«Il va sans doute parler de discrimination car nous, les Tziganes, n'avons aucun droit» : Ion, retraité du centre de la Roumanie attend beaucoup de la visite du pape François, qui rencontre dimanche des membres de la minorité rom, au dernier jour de sa visite dans ce pays d'Europe orientale.
Affranchis au milieu du XIXe siècle après 500 ans d'esclavage, les Roms seraient aujourd'hui entre un et deux millions en Roumanie, sur un total de 20 millions d'habitants dont ils constituent une communauté pauvre et marginalisée.
«Où que nous allions, à la mairie, à la police ou à l'école, les portes se ferment», déplore Ion, âgé de 72 ans, qui réside depuis des années dans un quartier défavorisé de Blaj, cité du centre du pays à forte composante catholique.
Depuis quelques années, le quotidien de cet ancien ouvrier du bâtiment et de ses voisins a connu une certaine amélioration : les rues de terre battue ont été pavées et les maisons raccordées aux réseaux d'eau courante et de gaz. Mais l'essentiel des Roms de Blaj, plusieurs milliers au total, vit dans des conditions encore plus précaires, en périphérie de la ville.
Petru Varga, 35 ans et fonctionnaire à la mairie, n'y voit rien d'anormal : «Cela a toujours été comme ça pour les quartiers des Tziganes, non seulement à Blaj, partout», explique-t-il à l'AFP.
Infatigable défenseur des droits des plus démunis, le pape François réservera dimanche après-midi aux Roms de Blaj la dernière étape de son voyage en Roumanie.
Cercle vicieux
En lien avec l'amélioration du niveau de vie en Roumanie, membre de l'Union européenne depuis 2007, de petits progrès ont été accomplis pour sortir les Roms de la relégation sociale. Mais cela n'empêche pas la persistance de poches de misère, des «ghettos urbains ou ruraux où rien n'a changé», note le sociologue Gelu Duminica, lui-même originaire de cette communauté.
Selon une étude réalisée en 2018 pour son association Impreuna (Ensemble), 9% des Roms de Roumanie ne perçoivent aucun revenu tandis que 10% ne survivent que grâce aux maigres allocations sociales, contre 1% pour le reste de la population. Le taux d'illettrisme est de 15% au sein de cette minorité, contre 2% pour les autres Roumains.
«Il s'agit d'un cercle vicieux, où un accès limité à l'éducation entraîne un faible accès au marché du travail», explique M. Duminica.
«La visite du pape est un message en faveur des personnes marginalisées, méconnues ou non acceptées par les autres», a indiqué à l'AFP le prêtre catholique de rite byzantin Mihai Gherghel qui a supervisé, à Blaj, la construction d'une petite église où François célèbrera une messe.

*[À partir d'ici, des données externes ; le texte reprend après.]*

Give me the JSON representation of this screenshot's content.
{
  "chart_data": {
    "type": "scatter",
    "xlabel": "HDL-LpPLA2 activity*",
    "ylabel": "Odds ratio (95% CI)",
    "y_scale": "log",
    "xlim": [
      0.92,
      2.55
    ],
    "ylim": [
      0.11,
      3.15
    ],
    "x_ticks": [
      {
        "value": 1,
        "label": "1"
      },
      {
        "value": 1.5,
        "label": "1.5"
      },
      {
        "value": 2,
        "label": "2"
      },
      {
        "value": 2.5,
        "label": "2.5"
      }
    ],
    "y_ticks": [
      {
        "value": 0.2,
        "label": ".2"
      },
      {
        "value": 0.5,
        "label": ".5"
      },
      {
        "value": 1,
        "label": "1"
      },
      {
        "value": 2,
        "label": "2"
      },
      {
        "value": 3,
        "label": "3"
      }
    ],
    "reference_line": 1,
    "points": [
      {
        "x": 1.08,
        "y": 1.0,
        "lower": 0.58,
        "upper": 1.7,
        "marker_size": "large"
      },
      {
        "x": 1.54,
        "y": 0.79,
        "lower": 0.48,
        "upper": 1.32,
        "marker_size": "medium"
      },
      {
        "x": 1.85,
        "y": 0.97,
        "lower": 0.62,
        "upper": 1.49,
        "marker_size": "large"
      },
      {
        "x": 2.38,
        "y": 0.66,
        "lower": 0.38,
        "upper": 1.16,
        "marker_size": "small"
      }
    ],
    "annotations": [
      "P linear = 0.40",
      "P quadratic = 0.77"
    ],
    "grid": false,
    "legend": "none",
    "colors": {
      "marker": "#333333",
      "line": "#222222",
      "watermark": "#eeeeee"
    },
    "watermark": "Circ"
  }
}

L'attrait des évangéliques
«Je pense qu'il va apporter une aide à ceux qui en ont réellement besoin», estime Gheorghe Halas, pasteur baptiste rom qui, depuis 2005, promeut à Blaj ce courant évangélique du protestantisme, en pleine expansion.
Majoritairement orthodoxes, à l'instar de 86% des Roumains, de nombreux Roms ont été séduits ces dernières années par le néo-protestantisme et notamment par le pentecôtisme et son «discours valorisant», doublé d'un solide réseau d'entraide.
Chez les évangéliques, «la conversion représente un moment important pour une personne stigmatisée, qui se sent enfin respectée pour ce qu'elle est», explique à l'AFP Laszlo Foszto, chercheur sur les questions des minorités nationales.
Pour les pentecôtistes, connus aussi sous le nom de «repentis» pour avoir renoncé à l'alcool ou aux jeux de hasard, «Dieu n'a pas de préjugés, il voit juste leur coeur immaculé», ajoute-t-il.
Cette approche attire de nombreux Roms en quête de reconnaissance et tranche, selon certains analystes, avec celle de la très conservatrice et puissante Eglise orthodoxe de Roumanie.
Le sociologue Gelu Duminica observe que le hiérarchie orthodoxe ne s'est toujours pas excusée pour son rôle central dans l'esclavage des Roms. Mais dimanche les différences religieuses s'effaceront, se réjouit le père Mihai : «Toute la ville de Blaj sera une cathédrale».